How can the risk of treatment failure and aortic aneurysm events be reduced? Implementing new agents, Dr. Lodise says.
In particular, he discusses lefamulin, a first-in-class option being developed by Nabriva Therapeutics, which could be an alternative to currently available therapies. The drug has been found to be well tolerated with a favorable safety profile in 2 Phase 3 trials of patients with community-acquired pneumonia.
In the LEAP 1 trial, intravenous (IV) to oral lefamulin was found to be non-inferior to IV to oral moxifloxacin with or without linezolid. In LEAP 2, lefamulin again successfully met the FDA primary endpoint of non-inferiority compared with moxifloxacin for early clinical response, which was evaluated in the intent-to-treat patient population 72 to 120 hours after treatment was initiated.
Additionally, the drug does not have fasting requirements, which is a bonus for patients with comorbidities who need to take antibiotics that need to be taken with food.
“We have limited trial experience, but so far we have a drug with no food effects, good safety profile, demonstrated efficacy both IV and oral, and unique in class that will not carry the side effects that we see in fluoroquinolones and macrolides,” Dr. Lodise said.
The ease of transition from IV to oral, in combination with the lack of food restrictions, can result in streamlining care by avoiding inappropriate admissions to the hospital and reducing the duration of hospitalization for patients who need to be admitted.

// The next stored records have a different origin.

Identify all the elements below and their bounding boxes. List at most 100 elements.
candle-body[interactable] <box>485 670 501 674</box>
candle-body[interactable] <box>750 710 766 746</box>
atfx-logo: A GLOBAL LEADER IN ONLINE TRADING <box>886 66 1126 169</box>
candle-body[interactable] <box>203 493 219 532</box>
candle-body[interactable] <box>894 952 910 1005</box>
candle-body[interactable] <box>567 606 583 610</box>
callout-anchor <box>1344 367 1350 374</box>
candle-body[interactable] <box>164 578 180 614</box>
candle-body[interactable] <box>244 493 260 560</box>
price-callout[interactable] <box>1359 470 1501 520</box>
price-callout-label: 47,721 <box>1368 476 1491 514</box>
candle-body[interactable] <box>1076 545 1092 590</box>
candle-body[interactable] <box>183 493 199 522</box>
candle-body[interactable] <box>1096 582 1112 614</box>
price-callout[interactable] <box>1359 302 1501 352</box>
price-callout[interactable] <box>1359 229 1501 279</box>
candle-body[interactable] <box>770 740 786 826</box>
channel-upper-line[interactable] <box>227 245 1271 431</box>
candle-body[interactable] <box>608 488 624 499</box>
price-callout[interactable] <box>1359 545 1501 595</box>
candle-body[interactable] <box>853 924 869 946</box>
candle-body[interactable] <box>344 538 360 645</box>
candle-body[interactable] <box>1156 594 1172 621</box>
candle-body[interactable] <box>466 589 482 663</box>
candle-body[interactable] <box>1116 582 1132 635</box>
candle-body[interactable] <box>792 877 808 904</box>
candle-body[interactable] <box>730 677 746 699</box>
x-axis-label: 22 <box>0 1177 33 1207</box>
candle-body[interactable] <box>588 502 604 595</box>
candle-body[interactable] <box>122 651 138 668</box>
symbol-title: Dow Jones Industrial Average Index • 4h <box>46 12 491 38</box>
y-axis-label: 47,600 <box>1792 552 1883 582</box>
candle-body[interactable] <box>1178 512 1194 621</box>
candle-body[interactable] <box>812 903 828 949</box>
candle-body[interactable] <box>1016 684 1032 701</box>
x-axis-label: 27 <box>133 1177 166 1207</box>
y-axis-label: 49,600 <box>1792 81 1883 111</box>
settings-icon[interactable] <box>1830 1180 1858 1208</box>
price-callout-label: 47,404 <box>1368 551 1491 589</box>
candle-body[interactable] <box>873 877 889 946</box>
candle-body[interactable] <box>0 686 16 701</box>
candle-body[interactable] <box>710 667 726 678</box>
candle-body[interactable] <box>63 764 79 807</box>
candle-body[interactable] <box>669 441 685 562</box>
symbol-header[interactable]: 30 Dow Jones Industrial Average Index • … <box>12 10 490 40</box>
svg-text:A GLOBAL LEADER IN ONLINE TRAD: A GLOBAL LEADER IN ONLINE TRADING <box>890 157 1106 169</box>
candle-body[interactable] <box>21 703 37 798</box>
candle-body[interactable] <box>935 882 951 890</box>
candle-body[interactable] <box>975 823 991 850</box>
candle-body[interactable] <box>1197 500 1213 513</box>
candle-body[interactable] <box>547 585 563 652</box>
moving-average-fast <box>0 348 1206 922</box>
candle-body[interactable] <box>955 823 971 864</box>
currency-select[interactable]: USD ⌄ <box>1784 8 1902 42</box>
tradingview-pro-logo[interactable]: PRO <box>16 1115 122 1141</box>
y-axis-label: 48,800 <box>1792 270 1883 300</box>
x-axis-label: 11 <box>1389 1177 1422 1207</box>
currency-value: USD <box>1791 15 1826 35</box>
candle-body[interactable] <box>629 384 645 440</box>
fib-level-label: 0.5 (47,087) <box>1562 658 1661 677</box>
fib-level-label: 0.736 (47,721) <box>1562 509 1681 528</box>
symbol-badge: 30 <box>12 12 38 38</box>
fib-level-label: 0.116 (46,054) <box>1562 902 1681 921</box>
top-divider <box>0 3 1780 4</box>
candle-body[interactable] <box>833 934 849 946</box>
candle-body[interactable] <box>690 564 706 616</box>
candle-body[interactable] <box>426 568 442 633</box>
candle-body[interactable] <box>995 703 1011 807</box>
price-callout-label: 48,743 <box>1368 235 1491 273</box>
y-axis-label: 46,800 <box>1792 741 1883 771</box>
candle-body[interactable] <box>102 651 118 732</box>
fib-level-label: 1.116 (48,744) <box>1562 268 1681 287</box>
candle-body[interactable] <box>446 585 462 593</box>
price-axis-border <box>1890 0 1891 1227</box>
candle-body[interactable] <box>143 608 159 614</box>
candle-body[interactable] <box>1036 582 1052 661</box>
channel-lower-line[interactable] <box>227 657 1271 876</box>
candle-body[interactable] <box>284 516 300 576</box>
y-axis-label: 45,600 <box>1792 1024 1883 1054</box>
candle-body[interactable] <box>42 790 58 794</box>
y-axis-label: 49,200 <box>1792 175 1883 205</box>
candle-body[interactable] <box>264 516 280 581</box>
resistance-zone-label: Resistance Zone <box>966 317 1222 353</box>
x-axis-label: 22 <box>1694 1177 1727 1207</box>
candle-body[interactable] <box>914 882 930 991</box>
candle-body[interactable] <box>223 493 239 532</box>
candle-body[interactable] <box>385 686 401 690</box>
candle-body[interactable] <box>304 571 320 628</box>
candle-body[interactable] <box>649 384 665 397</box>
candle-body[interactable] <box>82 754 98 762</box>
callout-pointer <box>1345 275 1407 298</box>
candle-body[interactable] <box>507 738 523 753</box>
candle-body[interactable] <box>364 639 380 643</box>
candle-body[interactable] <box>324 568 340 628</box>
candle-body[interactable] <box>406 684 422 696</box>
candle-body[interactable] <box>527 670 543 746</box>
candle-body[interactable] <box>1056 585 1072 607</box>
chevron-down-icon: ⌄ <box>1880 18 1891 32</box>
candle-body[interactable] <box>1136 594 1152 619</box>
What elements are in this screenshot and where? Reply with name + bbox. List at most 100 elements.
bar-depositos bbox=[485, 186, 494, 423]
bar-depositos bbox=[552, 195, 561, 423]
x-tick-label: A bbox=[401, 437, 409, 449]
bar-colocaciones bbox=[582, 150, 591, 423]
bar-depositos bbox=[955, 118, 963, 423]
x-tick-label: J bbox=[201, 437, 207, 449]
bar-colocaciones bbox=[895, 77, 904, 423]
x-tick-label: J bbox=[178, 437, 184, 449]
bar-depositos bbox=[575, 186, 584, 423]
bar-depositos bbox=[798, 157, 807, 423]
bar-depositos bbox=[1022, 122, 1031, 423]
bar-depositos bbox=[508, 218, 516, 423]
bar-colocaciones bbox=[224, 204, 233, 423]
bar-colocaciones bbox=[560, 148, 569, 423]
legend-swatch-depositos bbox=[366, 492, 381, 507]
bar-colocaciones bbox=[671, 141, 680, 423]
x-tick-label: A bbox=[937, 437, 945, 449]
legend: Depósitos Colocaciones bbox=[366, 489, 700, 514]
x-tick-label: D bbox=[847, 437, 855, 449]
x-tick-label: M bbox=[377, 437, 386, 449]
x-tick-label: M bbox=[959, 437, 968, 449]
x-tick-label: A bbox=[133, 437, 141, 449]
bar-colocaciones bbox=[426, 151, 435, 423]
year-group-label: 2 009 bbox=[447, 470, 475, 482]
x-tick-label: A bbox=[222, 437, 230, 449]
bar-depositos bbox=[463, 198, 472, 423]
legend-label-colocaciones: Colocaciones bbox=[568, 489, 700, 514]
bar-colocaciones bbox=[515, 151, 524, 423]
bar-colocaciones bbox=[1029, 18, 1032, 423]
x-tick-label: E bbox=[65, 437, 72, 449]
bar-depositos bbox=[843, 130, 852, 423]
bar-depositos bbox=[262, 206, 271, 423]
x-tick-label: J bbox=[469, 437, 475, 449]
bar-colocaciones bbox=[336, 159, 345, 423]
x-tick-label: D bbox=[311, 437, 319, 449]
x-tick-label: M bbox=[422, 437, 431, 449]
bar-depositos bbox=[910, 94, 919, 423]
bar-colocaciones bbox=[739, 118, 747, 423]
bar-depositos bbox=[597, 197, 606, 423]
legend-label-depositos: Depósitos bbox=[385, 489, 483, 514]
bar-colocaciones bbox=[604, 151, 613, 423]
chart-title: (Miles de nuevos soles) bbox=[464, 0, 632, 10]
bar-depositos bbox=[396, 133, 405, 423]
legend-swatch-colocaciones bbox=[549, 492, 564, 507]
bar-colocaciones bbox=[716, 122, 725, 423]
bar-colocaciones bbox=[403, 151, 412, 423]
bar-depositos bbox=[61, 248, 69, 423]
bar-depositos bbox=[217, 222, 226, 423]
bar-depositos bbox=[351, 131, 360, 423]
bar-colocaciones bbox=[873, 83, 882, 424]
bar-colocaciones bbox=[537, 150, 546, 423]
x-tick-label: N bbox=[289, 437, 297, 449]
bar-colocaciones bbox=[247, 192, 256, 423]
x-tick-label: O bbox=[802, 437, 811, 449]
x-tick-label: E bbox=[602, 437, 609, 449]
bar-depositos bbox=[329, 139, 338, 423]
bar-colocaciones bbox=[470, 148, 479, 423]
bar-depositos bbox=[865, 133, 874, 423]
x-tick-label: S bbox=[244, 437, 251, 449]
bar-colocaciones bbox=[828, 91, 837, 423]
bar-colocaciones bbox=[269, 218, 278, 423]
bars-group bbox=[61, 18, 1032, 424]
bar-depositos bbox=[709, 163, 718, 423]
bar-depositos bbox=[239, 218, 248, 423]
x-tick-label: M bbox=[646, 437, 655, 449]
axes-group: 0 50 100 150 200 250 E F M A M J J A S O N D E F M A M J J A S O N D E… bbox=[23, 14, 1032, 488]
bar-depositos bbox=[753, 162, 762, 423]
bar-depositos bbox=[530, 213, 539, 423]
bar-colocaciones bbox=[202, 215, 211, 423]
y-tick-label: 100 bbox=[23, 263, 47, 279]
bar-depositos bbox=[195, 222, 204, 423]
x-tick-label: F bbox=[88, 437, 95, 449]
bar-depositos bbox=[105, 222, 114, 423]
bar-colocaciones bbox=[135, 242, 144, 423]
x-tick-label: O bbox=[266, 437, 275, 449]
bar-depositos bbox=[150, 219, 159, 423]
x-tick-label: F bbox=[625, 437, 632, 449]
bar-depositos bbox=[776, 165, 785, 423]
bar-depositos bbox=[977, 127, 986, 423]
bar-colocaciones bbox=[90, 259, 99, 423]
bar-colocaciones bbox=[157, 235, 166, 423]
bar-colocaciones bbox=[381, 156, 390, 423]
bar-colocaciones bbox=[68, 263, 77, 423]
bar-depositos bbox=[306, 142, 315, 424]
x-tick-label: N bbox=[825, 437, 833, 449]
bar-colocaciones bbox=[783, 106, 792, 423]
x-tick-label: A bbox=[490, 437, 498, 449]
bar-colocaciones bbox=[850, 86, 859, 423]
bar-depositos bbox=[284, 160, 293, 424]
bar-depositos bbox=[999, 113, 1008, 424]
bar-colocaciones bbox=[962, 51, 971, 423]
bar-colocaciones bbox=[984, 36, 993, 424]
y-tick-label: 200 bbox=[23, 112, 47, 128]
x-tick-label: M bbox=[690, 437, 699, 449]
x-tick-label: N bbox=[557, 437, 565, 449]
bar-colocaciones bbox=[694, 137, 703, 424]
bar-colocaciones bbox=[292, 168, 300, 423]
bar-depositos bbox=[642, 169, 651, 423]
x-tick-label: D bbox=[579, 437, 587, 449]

“This is an unmet need and this drug will help fulfill that need,” Dr. Lodise said, summarizing the implications of lefamulin. “We want to deliver the highest quality of care at the lowest cost. In pneumonia the cost is driven up by admitting patients. We can avoid hospitalization in appropriate patients, we can shorten hospitalization in appropriate patients, and we can also give a drug with a low propensity for an adverse event so that patient doesn’t come back with a drug-related bad experience.”
In December, Nabriva announced the submission of 2 New Drug Applications to the FDA for the oral and IV formulations of lefamulin for the treatment of community-acquired pneumonia. The drug was also granted Qualified Infectious Disease Product and Fast Track designation by the FDA, enabling potential Priority Review of the applications.